A business isn’t always alone. Competitors, rivals, peers, and collaborators exist. And it’s critical to have these, for, without them, companies are prone to failure due to not having data. Competitors are important for a market to flourish, and businesses will do well to learn from their peers. Below are more reasons your business should know its rivals.
Gain Insight on Your Advantages and Improve Your USPs
As a startup company, remember that you are studying your competitors to know what to improve in your own business. Perhaps you’ve found a flaw in their website design wherein they do not interact with their clients or make transactions inefficient. You can then take this as a cue to be more proactive in reaching out to your customers and finding out how to make their experience better.
If your unique selling point is your user-friendly web design, push that to the next level by complementing it with a mobile app. You can partner with a reputable mobile app development company to achieve this. This way, your customers can have a more seamless multi-platform experience. Many major companies have complemented their stellar service with intuitive software design to give their clients the ability to contact them or make transactions more efficient.
Minimize Risks and Learn from Their Mistakes
Many have heard the saying, “we learn from failure, not from success.” It’s a quote often attributed to Dracula. But while businesses have very little to do with the literary vampire, the saying still holds water. However, it doesn’t necessarily mean it’s you who needs to make a mistake. Many businesses within the same industry, especially ones far older, have gained their experience through countless trials and errors.
Your business might be the same, going through many experiences, both right and wrong. But learning from others’ mistakes grants you the benefit of never having committed them. Take the time to learn the history of your industry and see where others went wrong. Perhaps a spark of success is there, but the execution needs working on. It is through analyzing the market and its history where you will find the secret to success.
Figure Out Your Indirect Competition
If you are within a niche business and you think you don’t have any competition, try thinking more critically. More often than not, people mostly see competition as those being within the same industry as theirs.
However, competition can also come from other businesses tangentially related to your business. Take being a graphic artist, for example. Competition for graphic designers doesn’t only come from within the same job title. Various types of artists, both digital and traditional, can offer similar services and products. Therefore, competition can be tight.
Meet Customer Expectations Better
Clients and customers have a set of expectations from the services they choose to buy. Normally, the expectation is set by what the establishment advertises as their products or services. But often, clients have different impressions of how a service or a product is delivered. By studying your competitors, especially ones in the same industry, you’re gaining insight into how these clients actually use the product you’re offering.
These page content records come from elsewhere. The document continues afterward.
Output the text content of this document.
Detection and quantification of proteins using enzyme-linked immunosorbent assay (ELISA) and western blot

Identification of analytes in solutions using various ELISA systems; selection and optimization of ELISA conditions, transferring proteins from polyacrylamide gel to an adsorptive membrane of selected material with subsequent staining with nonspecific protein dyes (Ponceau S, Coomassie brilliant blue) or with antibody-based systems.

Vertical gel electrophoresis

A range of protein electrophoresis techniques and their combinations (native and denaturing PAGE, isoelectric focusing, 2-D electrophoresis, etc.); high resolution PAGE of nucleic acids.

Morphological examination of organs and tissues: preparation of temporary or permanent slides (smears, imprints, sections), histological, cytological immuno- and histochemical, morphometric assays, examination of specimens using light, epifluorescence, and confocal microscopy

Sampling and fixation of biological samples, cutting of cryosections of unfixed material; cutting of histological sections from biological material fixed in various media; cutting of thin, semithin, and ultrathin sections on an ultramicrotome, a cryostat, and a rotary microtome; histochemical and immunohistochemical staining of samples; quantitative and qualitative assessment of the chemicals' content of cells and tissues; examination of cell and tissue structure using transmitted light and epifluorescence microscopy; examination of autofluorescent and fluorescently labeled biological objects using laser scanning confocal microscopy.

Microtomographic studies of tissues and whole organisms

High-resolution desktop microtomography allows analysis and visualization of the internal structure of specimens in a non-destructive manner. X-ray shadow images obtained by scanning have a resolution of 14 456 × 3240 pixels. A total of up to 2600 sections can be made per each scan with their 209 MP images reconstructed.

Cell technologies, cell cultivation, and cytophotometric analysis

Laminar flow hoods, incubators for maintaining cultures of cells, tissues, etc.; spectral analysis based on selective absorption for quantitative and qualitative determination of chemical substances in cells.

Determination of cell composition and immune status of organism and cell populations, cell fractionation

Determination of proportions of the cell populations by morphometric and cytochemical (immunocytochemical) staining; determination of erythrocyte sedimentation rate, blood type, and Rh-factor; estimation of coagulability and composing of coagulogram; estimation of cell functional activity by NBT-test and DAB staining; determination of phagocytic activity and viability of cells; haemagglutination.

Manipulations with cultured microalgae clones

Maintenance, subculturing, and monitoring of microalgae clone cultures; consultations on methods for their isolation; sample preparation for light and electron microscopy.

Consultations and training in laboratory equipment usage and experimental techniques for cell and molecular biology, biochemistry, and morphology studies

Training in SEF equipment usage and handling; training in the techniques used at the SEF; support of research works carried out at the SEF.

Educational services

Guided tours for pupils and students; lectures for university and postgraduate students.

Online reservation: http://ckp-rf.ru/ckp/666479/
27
The other businesses likely offer services within a specific price range or a particular level of quality. Clients can assume this is the typical market rate. By knowing such matters, you can better temper your services to match the expectations of your target segment — if not exceed it. Your business can modify and enhance accordingly, making your services a lot more appealing to customers.
Find Holes in Your Own Business
Business owners can find mistakes through objective and comparative analysis, but looking at your own isn’t enough. There has to be a standard to compare your performance against. In the case of businesses, it’s best to compare against the best. Look at the market leader in your industry and compare your strengths and weaknesses. You’ll realize the holes or mistakes your business is making that the market leader is succeeding at.
Once you find that, you can pinpoint whether it’s an issue within your company or a particular skill of the competition. Your industry peers might be offering higher quality services or a better variation of your product, or they might even be leveraging their marketing drive better than you’re using yours. Always compare and contrast with others. It’s not about who’s doing better; it’s about finding the points you can improve on.
Young businesses often focus too much on market research. However, it shouldn’t be the only thing you study. It pays to take a closer look at your competitors, so you can gain insight into what practices are effective and what aren’t.